Sedums can fill unusual spaces in the garden, like this V-shaped gap in the garden.

Sedums can fill unusual spaces in the garden, like this V-shaped gap in the garden.

Perennial Sedums, the winter hardy version of succulents, are tough. Remember, if you like succulents, there are two kinds, the tender ones that can’t survive freezing temperatures—like echeveria, jade plants, burro’s tail—and these, commonly called Hens and Chicks or stonecrop, which are perfectly able to withstand Canadian winters. There is always a space where you can fit a few in your garden. And there are so many named varieties of hardy sedum to choose from. Colours range from green, blue-green, and pink all the way to deep purple. One of my favourite new varieties that does well in dry shade is bright yellow-green ‘Angelina’, which turns orange in the fall.


‘Angelina’ sedum turning orange in September.

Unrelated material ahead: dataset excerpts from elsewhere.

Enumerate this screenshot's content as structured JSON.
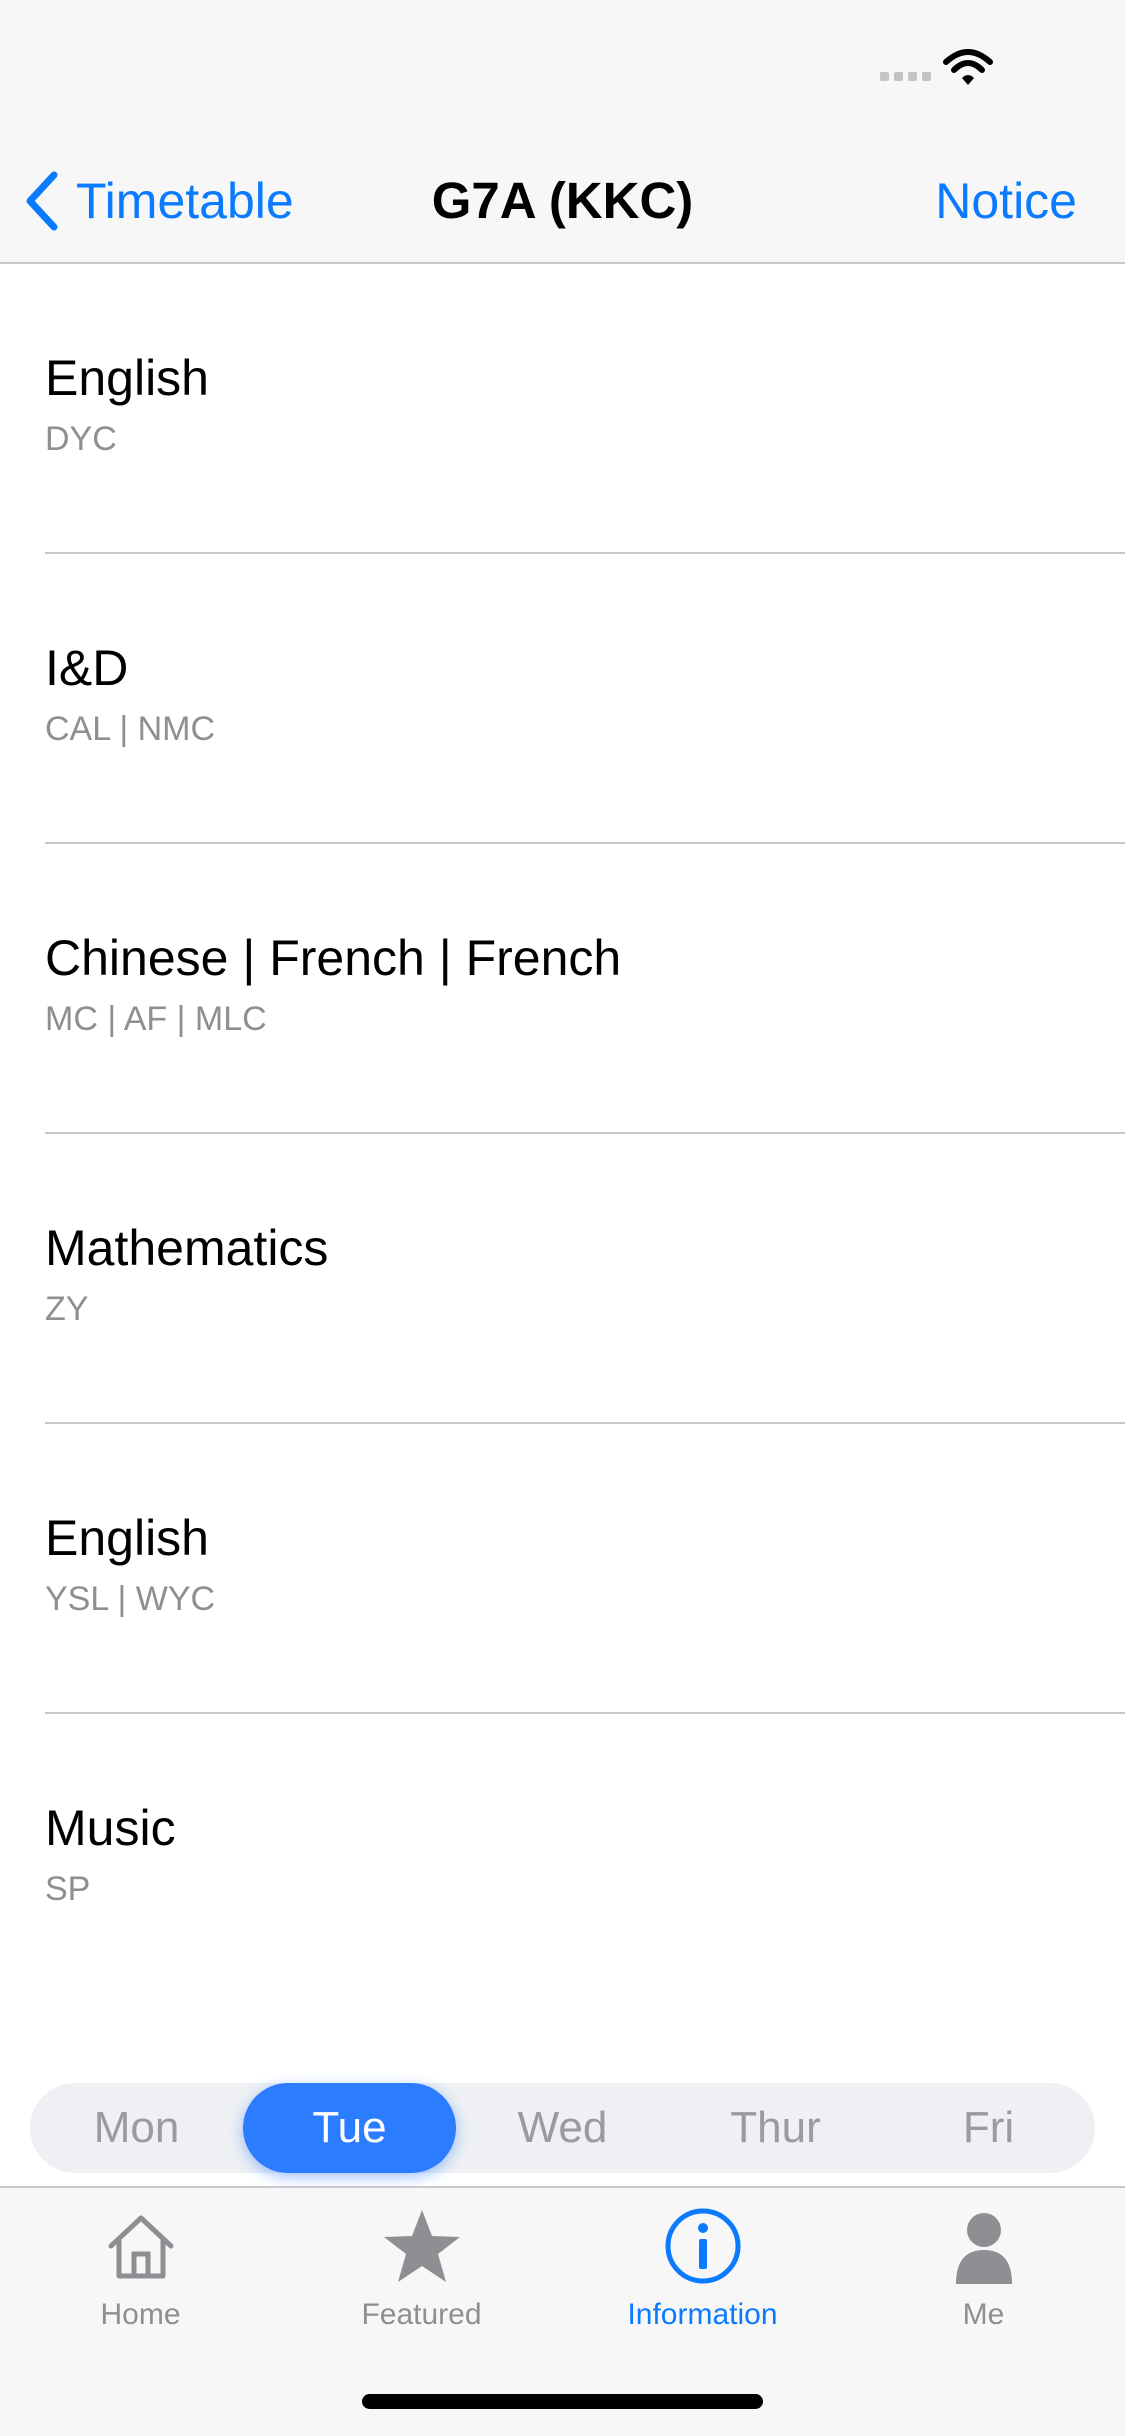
{
  "colors": {
    "accent": "#0a7aff",
    "active_day": "#2c7cff",
    "secondary_text": "#8e8e93"
  },
  "nav": {
    "back_label": "Timetable",
    "title": "G7A (KKC)",
    "right_button": "Notice"
  },
  "lessons": [
    {
      "subject": "English",
      "teachers": "DYC"
    },
    {
      "subject": "I&D",
      "teachers": "CAL | NMC"
    },
    {
      "subject": "Chinese | French | French",
      "teachers": "MC | AF | MLC"
    },
    {
      "subject": "Mathematics",
      "teachers": "ZY"
    },
    {
      "subject": "English",
      "teachers": "YSL | WYC"
    },
    {
      "subject": "Music",
      "teachers": "SP"
    }
  ],
  "days": [
    "Mon",
    "Tue",
    "Wed",
    "Thur",
    "Fri"
  ],
  "selected_day": "Tue",
  "tabs": [
    {
      "label": "Home",
      "icon": "house-icon"
    },
    {
      "label": "Featured",
      "icon": "star-icon"
    },
    {
      "label": "Information",
      "icon": "info-icon"
    },
    {
      "label": "Me",
      "icon": "person-icon"
    }
  ],
  "selected_tab": "Information"
}
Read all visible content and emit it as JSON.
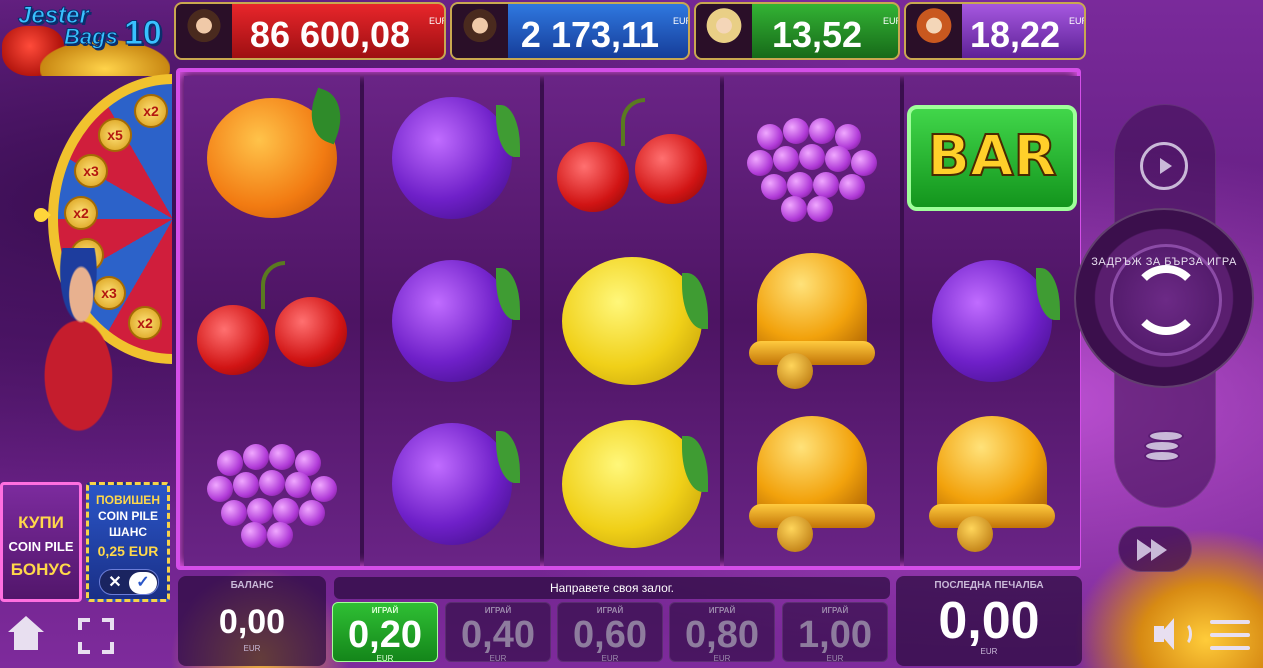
{
  "game": {
    "logo_line1": "Jester",
    "logo_line2": "Bags",
    "logo_number": "10"
  },
  "jackpots": [
    {
      "value": "86 600,08",
      "currency": "EUR",
      "color": "#d6191f"
    },
    {
      "value": "2 173,11",
      "currency": "EUR",
      "color": "#2660c9"
    },
    {
      "value": "13,52",
      "currency": "EUR",
      "color": "#25a024"
    },
    {
      "value": "18,22",
      "currency": "EUR",
      "color": "#8a3fcb"
    }
  ],
  "wheel": {
    "multipliers": [
      "x2",
      "x5",
      "x3",
      "x2",
      "x5",
      "x3",
      "x2"
    ]
  },
  "bonus": {
    "buy_line1": "КУПИ",
    "buy_line2": "COIN PILE",
    "buy_line3": "БОНУС",
    "chance_line1": "ПОВИШЕН",
    "chance_line2": "COIN PILE",
    "chance_line3": "ШАНС",
    "chance_price": "0,25 EUR",
    "toggle_off": "✕",
    "toggle_on": "✓"
  },
  "reels": [
    [
      "orange",
      "cherry",
      "grapes"
    ],
    [
      "plum",
      "plum",
      "plum"
    ],
    [
      "cherry",
      "lemon",
      "lemon"
    ],
    [
      "grapes",
      "bell",
      "bell"
    ],
    [
      "bar",
      "plum",
      "bell"
    ]
  ],
  "bar_symbol_text": "BAR",
  "controls": {
    "spin_caption": "ЗАДРЪЖ ЗА БЪРЗА ИГРА"
  },
  "balance": {
    "label": "БАЛАНС",
    "value": "0,00",
    "currency": "EUR"
  },
  "message": "Направете своя залог.",
  "bets": [
    {
      "label": "ИГРАЙ",
      "value": "0,20",
      "currency": "EUR",
      "active": true
    },
    {
      "label": "ИГРАЙ",
      "value": "0,40",
      "currency": "EUR",
      "active": false
    },
    {
      "label": "ИГРАЙ",
      "value": "0,60",
      "currency": "EUR",
      "active": false
    },
    {
      "label": "ИГРАЙ",
      "value": "0,80",
      "currency": "EUR",
      "active": false
    },
    {
      "label": "ИГРАЙ",
      "value": "1,00",
      "currency": "EUR",
      "active": false
    }
  ],
  "last_win": {
    "label": "ПОСЛЕДНА ПЕЧАЛБА",
    "value": "0,00",
    "currency": "EUR"
  },
  "icons": {
    "home": "home-icon",
    "fullscreen": "fullscreen-icon",
    "sound": "sound-icon",
    "menu": "menu-icon",
    "autoplay": "autoplay-icon",
    "spin": "spin-icon",
    "coins": "coins-icon",
    "turbo": "turbo-icon"
  }
}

The sustainable approach to gardening is to make sure you have growing plants covering soil, rather than on relying on mulch. Avoid bare soil at any cost. Instead, use low ground covers for any garden bare spots. Sedums work especially well in garden crevices, as seen in the picture above. They are true ground huggers and help to stop erosion on slopes. This sedum patch above, is growing on a slope, where even mulch would be regularly washed away.